God’s Gifts Don’t Last for Now
Have you noticed, since the rise of the smartphone camera, the difference between soaking up a wonderful moment and trying to capture it with the perfect shot? Maybe it’s a mountaintop view, a family gathering, or a sporting event. It’s so easy now to look at whatever we’re seeing through the few square inches of glass and liquid crystal that we’re holding in front of our faces. We want so badly to capture the moment—to make it ours and to make it last. But what do we actually end up with? An image so terribly shrunk down that it’s barely worth looking at, and most of us don’t. Meanwhile, even in the moment, our joy in the experience is shrunk down too, clouded by the quest for the perfect shot and hemmed in by the size of the screen we’re using to frame it.
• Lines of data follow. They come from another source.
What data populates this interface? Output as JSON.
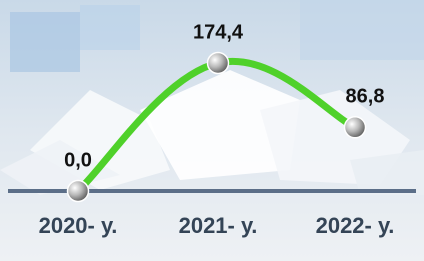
{
  "chart_data": {
    "type": "line",
    "categories": [
      "2020- у.",
      "2021- у.",
      "2022- у."
    ],
    "values": [
      0.0,
      174.4,
      86.8
    ],
    "value_labels": [
      "0,0",
      "174,4",
      "86,8"
    ],
    "color": "#4fd12a"
  }
}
We enjoy the moment more when we just accept that it won’t last, that we can’t possibly fully capture it, and that we may as well soak it up while we can. There’s a powerful metaphor here for life overall.
You can find ancient wisdom from all over the world telling you to prioritize the present over the past or the future. And these days mindfulness is a multibillion-dollar industry. Who doesn’t want to work on living in the moment?
But how do you actually do it? How do you truly savor what’s right in front of you and keep it from being overwhelmed by grief over what you no longer have or longing for what you don’t have yet? You need to know that the best thing about every good thing on earth is the God whose goodness shines through it. There is no good apart from him. And there is no end to the goodness he intends to share of himself with his people.
The impulse to capture and hoard what we love flattens the world like a smartphone camera flattens an ocean backdrop. That impulse is rooted in false assumptions about reality. It assumes that this world is ultimate and its goodness a nonrenewable resource in short supply. It reflects a scarcity mindset. You stock up water in the Arizona desert. You don’t do that in the Mississippi Delta.
With the perspective of heaven, we can see things more clearly. There is no scarcity of goodness in God. When good gifts on earth are seen as they are in themselves, apart from God, they will be defined by all they are not. They don’t fully satisfy.